Cooley’s regular walks through this backyard of Leura/Blue Mountains are observant of colour and a sharing of local landscape, started in 1993 with drawings of Mount Warning, transformed into large-scale paintings and ceramics using blocks of colour and painted lines in the mid-1990s. We start to see his love of the Silk Road, Islamic textiles and African patterns at this time, even though the title of an exhibition at Ray Hughes Gallery was a much shorter road “From Leura to Blackheath”.
He generously opens up his world of observation and joy in his surroundings to us through his most recent large-scale ceramics exhibition.
We are welcomed into the current ceramics show with an over-scaled tea set reminding of the pleasures of scones, tea towels & Australiana. Indeed the blocks of colour on the tea pot & cups derive from his 1997 paintings of the Blue Mountains. Our attention is then immediately drawn to the magnificent twin bactrian camels at the end of the exhibition. These haughty proud objects seem to laugh at us with their black dot “I’m already sold” postures.

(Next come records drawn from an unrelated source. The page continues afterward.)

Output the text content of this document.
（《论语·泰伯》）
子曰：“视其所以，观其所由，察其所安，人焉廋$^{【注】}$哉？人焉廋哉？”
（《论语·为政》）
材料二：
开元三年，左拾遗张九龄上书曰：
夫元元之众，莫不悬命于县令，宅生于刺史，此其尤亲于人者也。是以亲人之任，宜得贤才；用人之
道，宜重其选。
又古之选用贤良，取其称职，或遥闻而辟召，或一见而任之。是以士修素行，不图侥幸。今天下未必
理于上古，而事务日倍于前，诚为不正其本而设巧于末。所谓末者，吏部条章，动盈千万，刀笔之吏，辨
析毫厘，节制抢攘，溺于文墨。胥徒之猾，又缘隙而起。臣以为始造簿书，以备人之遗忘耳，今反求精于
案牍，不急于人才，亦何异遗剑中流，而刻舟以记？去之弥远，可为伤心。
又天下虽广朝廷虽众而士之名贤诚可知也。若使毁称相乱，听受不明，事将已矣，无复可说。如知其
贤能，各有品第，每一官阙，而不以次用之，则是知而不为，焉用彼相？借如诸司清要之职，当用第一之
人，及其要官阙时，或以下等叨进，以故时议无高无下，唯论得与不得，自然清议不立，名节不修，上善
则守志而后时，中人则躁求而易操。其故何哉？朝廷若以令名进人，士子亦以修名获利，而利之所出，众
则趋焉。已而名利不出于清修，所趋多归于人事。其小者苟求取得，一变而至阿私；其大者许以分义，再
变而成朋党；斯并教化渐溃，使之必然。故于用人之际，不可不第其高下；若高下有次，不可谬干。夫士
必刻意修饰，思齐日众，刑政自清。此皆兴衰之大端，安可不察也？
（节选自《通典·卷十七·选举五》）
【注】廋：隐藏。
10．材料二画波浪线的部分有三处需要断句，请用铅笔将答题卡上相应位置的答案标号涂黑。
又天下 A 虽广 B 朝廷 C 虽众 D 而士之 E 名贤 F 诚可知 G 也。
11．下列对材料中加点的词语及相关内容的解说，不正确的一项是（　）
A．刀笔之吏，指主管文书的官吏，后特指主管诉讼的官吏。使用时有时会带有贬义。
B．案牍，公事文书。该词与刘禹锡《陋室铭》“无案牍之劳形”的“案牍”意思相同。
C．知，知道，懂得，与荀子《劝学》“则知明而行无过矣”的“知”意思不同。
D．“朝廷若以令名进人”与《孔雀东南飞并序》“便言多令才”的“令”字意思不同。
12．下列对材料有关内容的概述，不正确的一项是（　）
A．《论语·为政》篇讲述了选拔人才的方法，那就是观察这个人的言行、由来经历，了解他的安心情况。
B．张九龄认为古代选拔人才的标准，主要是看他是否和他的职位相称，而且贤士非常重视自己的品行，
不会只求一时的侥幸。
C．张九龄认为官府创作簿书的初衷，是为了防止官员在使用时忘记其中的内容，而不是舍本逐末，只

In between are his 3D treatments of Australian birdlife, approaching the radiance of live birds themselves. On leaving the exhibition the gallery has placed at the entrance one of Cooley’s huts. Evident in the texture & patterns on the roof of this simple structure are his love of the Silk Road & Islamic textiles – I am taken back to the Samanid mausoleum, a structure along this road, where I have spent many enjoyable hours sketching. The mausoleum is perfection and Cooley’s ceramics similarly approach this feeling of satisfaction.